Le recours à la mention « dicté mais non relu » peut faire en sorte qu’un médecin se voit présenter un dossier dans le cadre d’une action en justice, pour ne se rendre compte qu’à ce moment-là que le dossier ne reflète pas fidèlement les soins prodigués ou l’état du patient. Le tribunal peut tirer une conclusion défavorable à l’égard du médecin qui tente de remettre en question l’exactitude du dossier.

Considérations en matière de gestion des risques

  • Évitez d’ajouter aux dossiers médicaux des notes ou des rapports transcrits, mais non révisés.
  • Dans les situations où il est nécessaire d’insérer au dossier un rapport transcrit, mais non révisé, assurez-vous que le rapport porte la mention « dicté mais non relu » puis, à la première occasion et dans le délai prescrit par les règlements de l’hôpital ou de l’autorité en matière de santé et les lois applicables, vérifiez l’exactitude du rapport transcrit.
  • Communiquez avec le médecin qui a dicté pour obtenir des précisions si vous vous fondez sur du contenu au dossier portant la mention « dicté mais non relu » et dans les cas où de sérieuses conséquences pourraient découler d’une erreur dans le rapport en question ou lorsque la note est ambiguë.
  • Si vous décelez une erreur dans une note ou un rapport que vous avez dicté, cherchez autant que possible à identifier les professionnels qui auraient pu se fonder sur le rapport ou la note en question et avisez ces personnes de l’erreur.

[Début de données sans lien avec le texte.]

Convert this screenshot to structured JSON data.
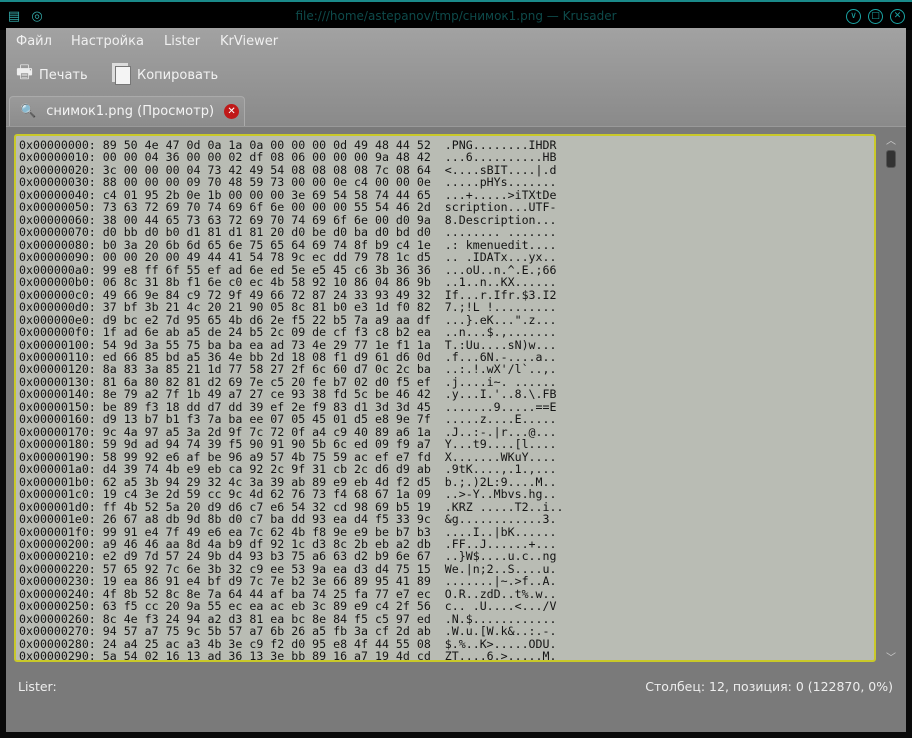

Ensuite, signez et datez un addendum qui préserve le dossier original tout en démontrant clairement les corrections qui y ont été apportées.  

AVIS DE NON-RESPONSABILITÉ : Les renseignements publiés dans le présent document sont destinés uniquement à des fins éducatives. Ils ne constituent pas des conseils professionnels spécifiques de nature médicale ou juridique et n'ont pas pour objet d'établir une « norme de diligence » à l'intention des professionnels des soins de santé canadiens. L'emploi des ressources éducatives de l'ACPM est sujet à ce qui précède et à la totalité du Contrat d'utilisation de l'ACPM.